Given two orthonormal bases $(a_{1}, a_{2})$, $(b_{1}, b_{2})$ of $\mathbb{R}^{2}$, we can express one basis in terms of the other via a rotation angle $\theta$, i.e., we can write
$$\begin{bmatrix}
b_{1}\\
b_{2}
\end{bmatrix}
=
\begin{bmatrix}
\cos \theta & \sin \theta\\
-\sin \theta & \cos \theta
\end{bmatrix}
\begin{bmatrix}
a_{1}\\
a_{2}
\end{bmatrix}.
$$
I am wondering whether it is possible to generalize this formula to arbitrary dimension. Namely, suppose that we have two orthonormal bases $(a_{1}, \dotsc, a_{n})$, $(b_{1}, \dotsc, b_{n})$ of $\mathbb{R}^{n}$. Is it then possible to express one basis in terms of the other and a set of rotation angles? If so, how?
EDIT: My first sentence is wrong unless the two bases have the same orientation.
Best Answer
The best generalization of a rotation in higher dimensions is an orthogonal matrix $A$. It's important to note that such matrices might include a reflection that swaps chirality of the basis (right-handed to left-handed and vice-versa). This is easily characterized by the sign of the determinant (see below). Such a matrix really should be called an orthonormal matrix, but the naming is historical. Such a matrix preserves a non-degenerate symmetric bilinear form (equivalently, by the polarization identity a non-degenerate quadratic form) on $\mathbb{R}^n$. In other words, it preserves distances and hence angles between vectors: $$ \| Av \| = \| v \| \quad\text{and}\quad \langle Av, Aw \rangle = \langle v, w \rangle $$ for all $v, w \in \mathbb{R}^n$.
These matrices form a group called the orthogonal group $\operatorname{O}(n) = \operatorname{O}(n, \mathbb{R})$, which is a subgroup of the general linear group $\operatorname{GL}(n) = \operatorname{GL}(n, \mathbb{R})$, consisting of all invertible matrices.
If we assume that the form is the standard dot product of vectors in $\mathbb{R}^n$, then the condition that characterizes orthogonal matrices is: $$ A^\top A = I, $$ where $A^\top$ is the matrix transpose and $I$ is the $n \times n$ identity matrix. Equivalently, this means that for orthogonal matrices, $$ A^{-1} = A^\top. $$ Also, as a consequence $(\det A)^2 = 1$, so $\det A = \pm 1$.

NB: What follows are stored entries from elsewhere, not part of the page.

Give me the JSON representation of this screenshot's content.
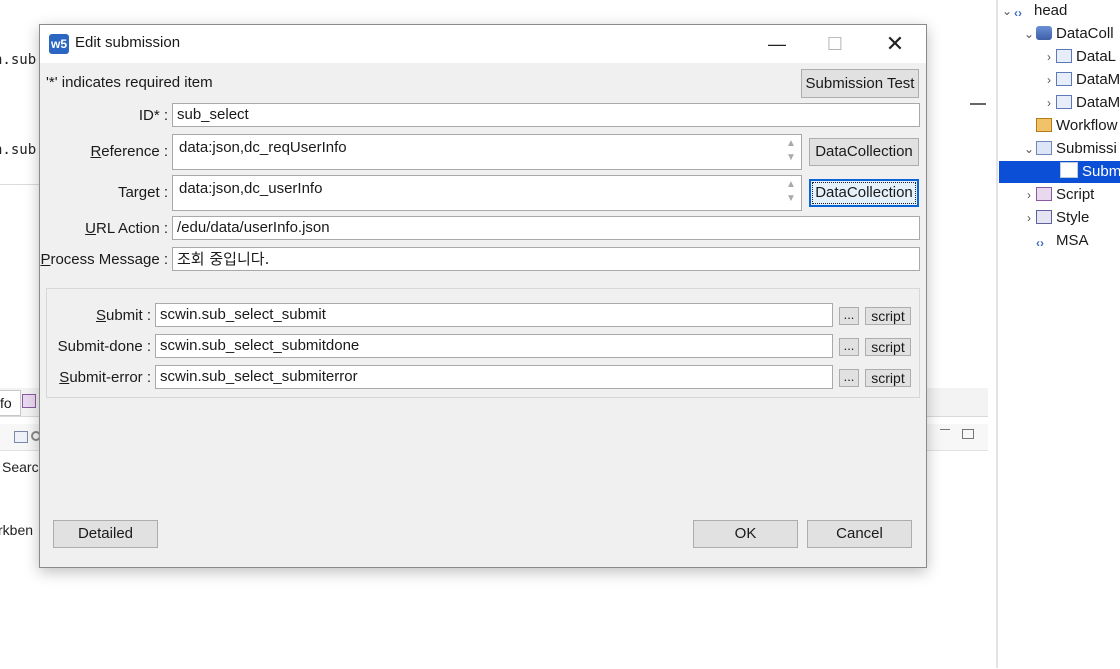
{
  "background": {
    "code_lines": [
      "n.sub",
      "n.sub"
    ],
    "bottom_tab_label": "fo",
    "search_text": "Searc",
    "workbench_text": "rkben"
  },
  "outline": {
    "items": [
      {
        "label": "head",
        "icon": "tag-icon",
        "twisty": "expanded"
      },
      {
        "label": "DataColl",
        "icon": "database-icon",
        "twisty": "expanded"
      },
      {
        "label": "DataL",
        "icon": "datalist-icon",
        "twisty": "collapsed"
      },
      {
        "label": "DataM",
        "icon": "datamap-icon",
        "twisty": "collapsed"
      },
      {
        "label": "DataM",
        "icon": "datamap-icon",
        "twisty": "collapsed"
      },
      {
        "label": "Workflow",
        "icon": "workflow-icon",
        "twisty": "none"
      },
      {
        "label": "Submissi",
        "icon": "submission-icon",
        "twisty": "expanded"
      },
      {
        "label": "Subm",
        "icon": "submission-item-icon",
        "twisty": "none",
        "selected": true
      },
      {
        "label": "Script",
        "icon": "script-icon",
        "twisty": "collapsed"
      },
      {
        "label": "Style",
        "icon": "style-icon",
        "twisty": "collapsed"
      },
      {
        "label": "MSA",
        "icon": "tag-icon",
        "twisty": "none"
      }
    ]
  },
  "dialog": {
    "title": "Edit submission",
    "app_icon_text": "w5",
    "required_note": "'*' indicates required item",
    "submission_test_label": "Submission Test",
    "fields": {
      "id": {
        "label": "ID* :",
        "value": "sub_select"
      },
      "reference": {
        "label_mnemonic": "R",
        "label_rest": "eference :",
        "value": "data:json,dc_reqUserInfo"
      },
      "target": {
        "label": "Target :",
        "value": "data:json,dc_userInfo"
      },
      "url_action": {
        "label_mnemonic": "U",
        "label_rest": "RL Action :",
        "value": "/edu/data/userInfo.json"
      },
      "process_message": {
        "label_mnemonic": "P",
        "label_rest": "rocess Message :",
        "value": "조회 중입니다."
      }
    },
    "datacollection_label": "DataCollection",
    "events": [
      {
        "label_mnemonic": "S",
        "label_rest": "ubmit :",
        "value": "scwin.sub_select_submit"
      },
      {
        "label_mnemonic": "",
        "label_rest": "Submit-done :",
        "value": "scwin.sub_select_submitdone"
      },
      {
        "label_mnemonic": "S",
        "label_rest": "ubmit-error :",
        "value": "scwin.sub_select_submiterror"
      }
    ],
    "ellipsis_label": "...",
    "script_label": "script",
    "detailed_label": "Detailed",
    "ok_label": "OK",
    "cancel_label": "Cancel"
  }
}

If $A = (a_1, \dots, a_n)$ and $B = (b_1, \dots, b_n)$ are two orthonormal bases, then they are orthogonal matrices, when the vectors are considered as columns. This also means that, e.g., $A$ is the change-of-basis matrix from coordinates with respect to the $A$-basis to coordinates with respect to the standard basis ($I$-basis). Hence, the matrix product $B^{-1} A = B^\top A$ converts, $A$-coordinates to $B$-coordinates, and is also a member of $\operatorname{O}(n)$.

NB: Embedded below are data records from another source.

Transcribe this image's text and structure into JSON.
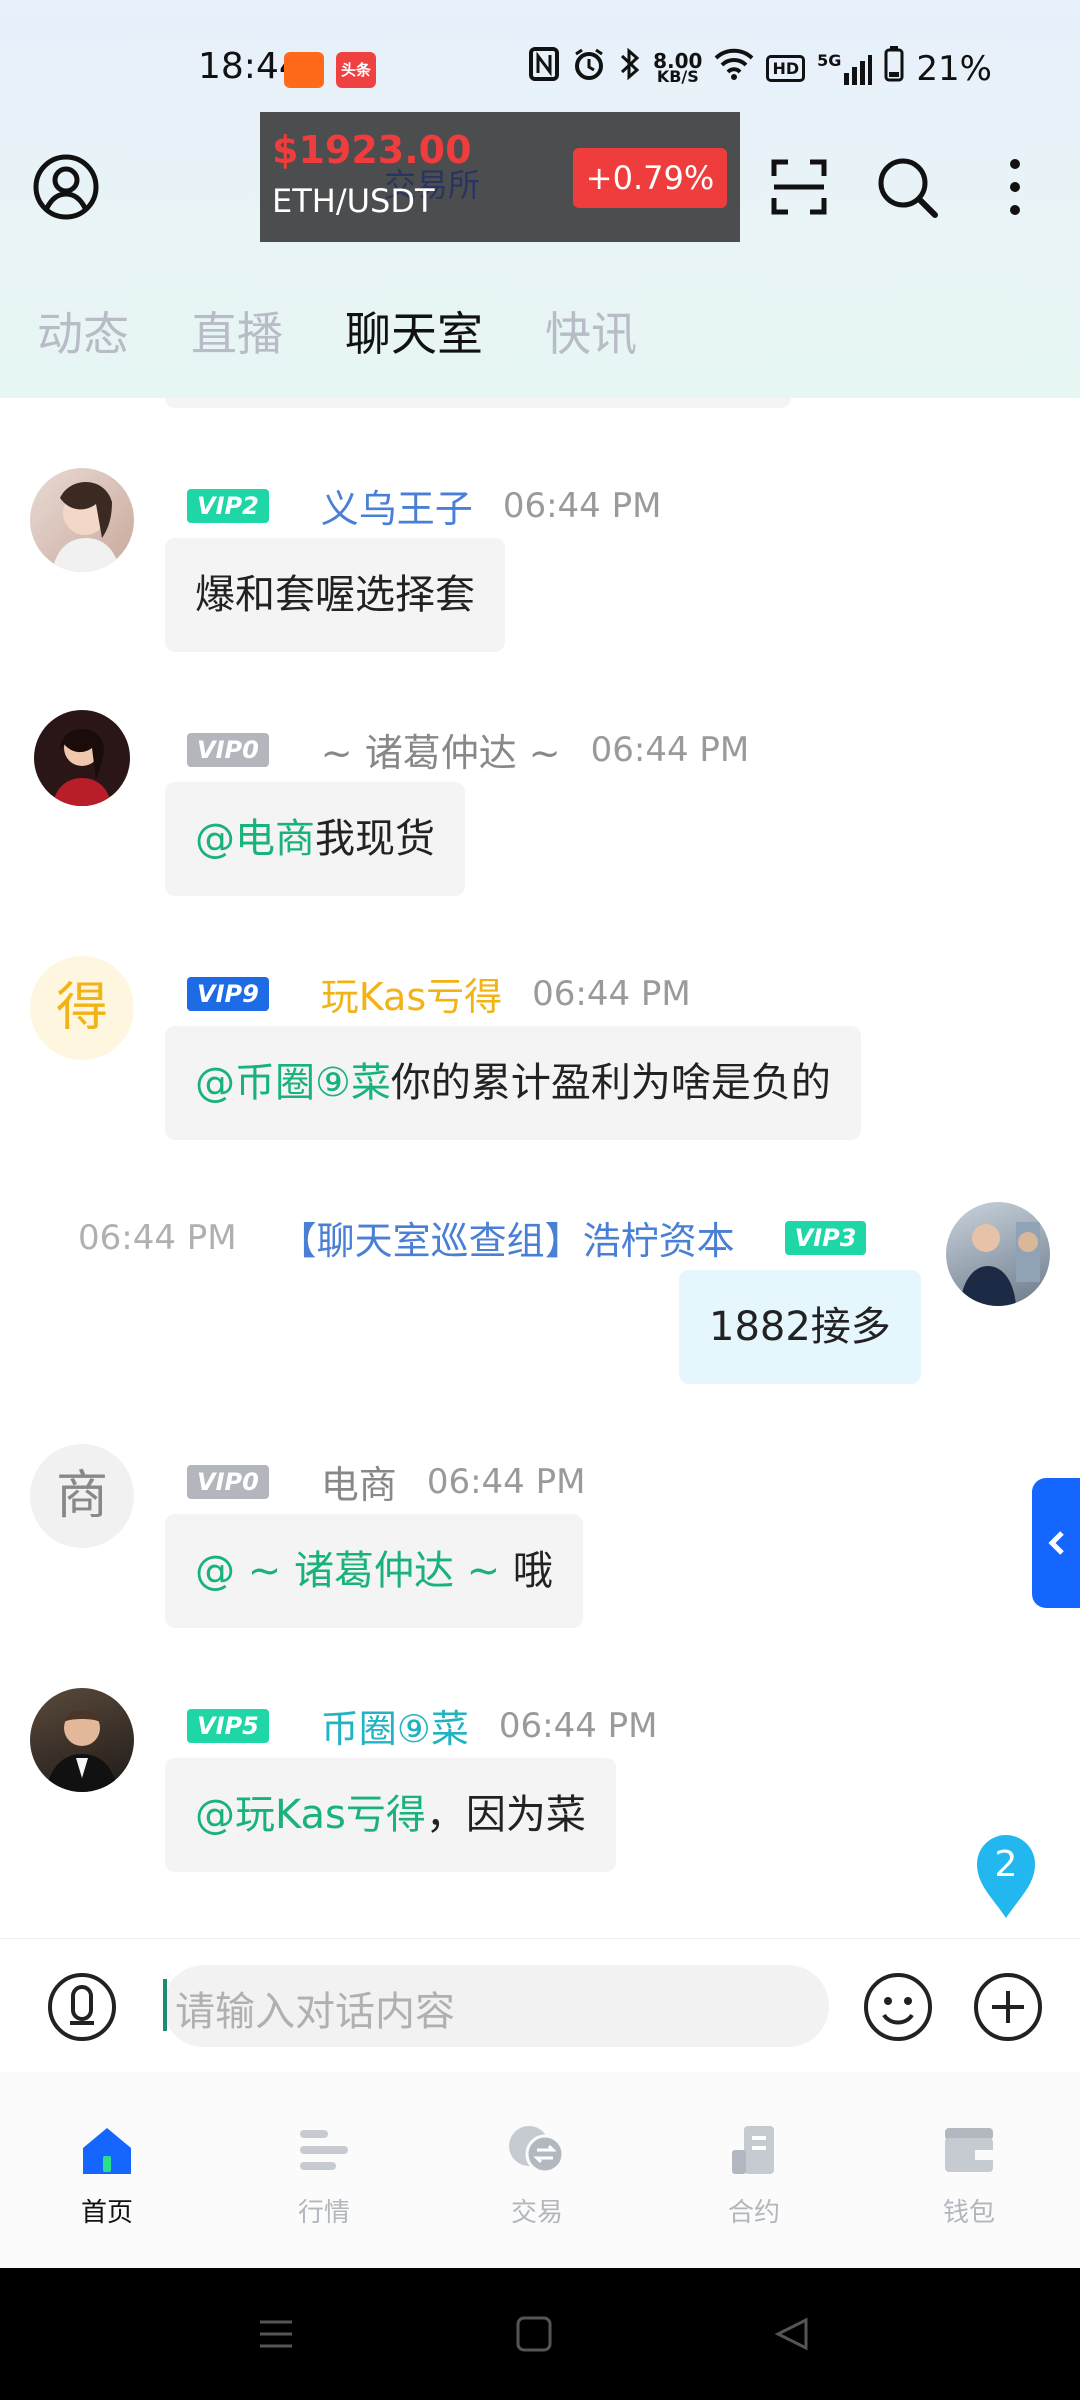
{
  "status_bar": {
    "time": "18:44",
    "news_badge": "头条",
    "net_speed_value": "8.00",
    "net_speed_unit": "KB/S",
    "hd": "HD",
    "net_type": "5G",
    "battery": "21%"
  },
  "ticker": {
    "price": "$1923.00",
    "pair": "ETH/USDT",
    "change": "+0.79%",
    "behind_title": "交易所"
  },
  "tabs": [
    "动态",
    "直播",
    "聊天室",
    "快讯"
  ],
  "active_tab": "聊天室",
  "messages": [
    {
      "vip": "VIP2",
      "name": "义乌王子",
      "time": "06:44 PM",
      "mention": "",
      "text": "爆和套喔选择套"
    },
    {
      "vip": "VIP0",
      "name": "~ 诸葛仲达 ~",
      "time": "06:44 PM",
      "mention": "@电商",
      "text": "我现货"
    },
    {
      "vip": "VIP9",
      "name": "玩Kas亏得",
      "avatar_char": "得",
      "time": "06:44 PM",
      "mention": "@币圈⑨菜",
      "text": "你的累计盈利为啥是负的"
    },
    {
      "vip": "VIP3",
      "name": "【聊天室巡查组】浩柠资本",
      "time": "06:44 PM",
      "mention": "",
      "text": "1882接多"
    },
    {
      "vip": "VIP0",
      "name": "电商",
      "avatar_char": "商",
      "time": "06:44 PM",
      "mention": "@ ~ 诸葛仲达 ~",
      "text": " 哦"
    },
    {
      "vip": "VIP5",
      "name": "币圈⑨菜",
      "time": "06:44 PM",
      "mention": "@玩Kas亏得",
      "text": "，因为菜"
    }
  ],
  "unread_count": "2",
  "input": {
    "placeholder": "请输入对话内容"
  },
  "nav": [
    "首页",
    "行情",
    "交易",
    "合约",
    "钱包"
  ],
  "colors": {
    "accent_green": "#19b27b",
    "vip_green": "#1ed6a6",
    "vip_gray": "#b3b6bd",
    "vip_blue": "#1e6be6",
    "name_blue": "#4a7fd6",
    "name_gold": "#f2b316",
    "name_teal": "#22b3c3",
    "brand_blue": "#1565ff",
    "price_red": "#ef3c3c"
  }
}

What does such a matrix look like? A composition of rotations and possibly a reflection (if $\det A = -1$ meaning that $A$ is orientation-reversing). Rotations happen in $2$-dimensional subspaces, so if we define $k \in \mathbb{N}$ by $$ k = \biggl\lfloor \frac{n}{2} \biggr\rfloor, $$ i.e. $n = 2k$ if $n$ is even and $n = 2k + 1$ if $n$ is odd. There is always an orthonormal basis of $\mathbb{R}^n$ such that the your given orthogonal matrix is similar to an orthogonal matrix with at most $k$ many $2 \times 2$ rotation blocks (such as in your question statement) and the rest diagonal elements $\pm 1$, fixing vectors or reflecting them to their negatives. If you insist, you can take a pair of $+1$ or $-1$ diagonal entries and consider them to be a $2 \times 2$ block as well with rotation angle of $0$ or $\pi$, respectively. This is a canonical form for elements of $\operatorname{O}(n)$. In the special case $n=3$ with orientation-preserving change-of-basis, we have Euler's rotation axis theorem.
Putting this all together, if $C = B^\top A$ is the change-of-basis matrix, then we can find invertible $P \in \operatorname{O}(n)$ such that $P^\top C P = (P^\top B^\top) (A P) = (B')^\top (A')$ is in this canonical form, consisting of a composition of $k$ rotations and zero or one reflection.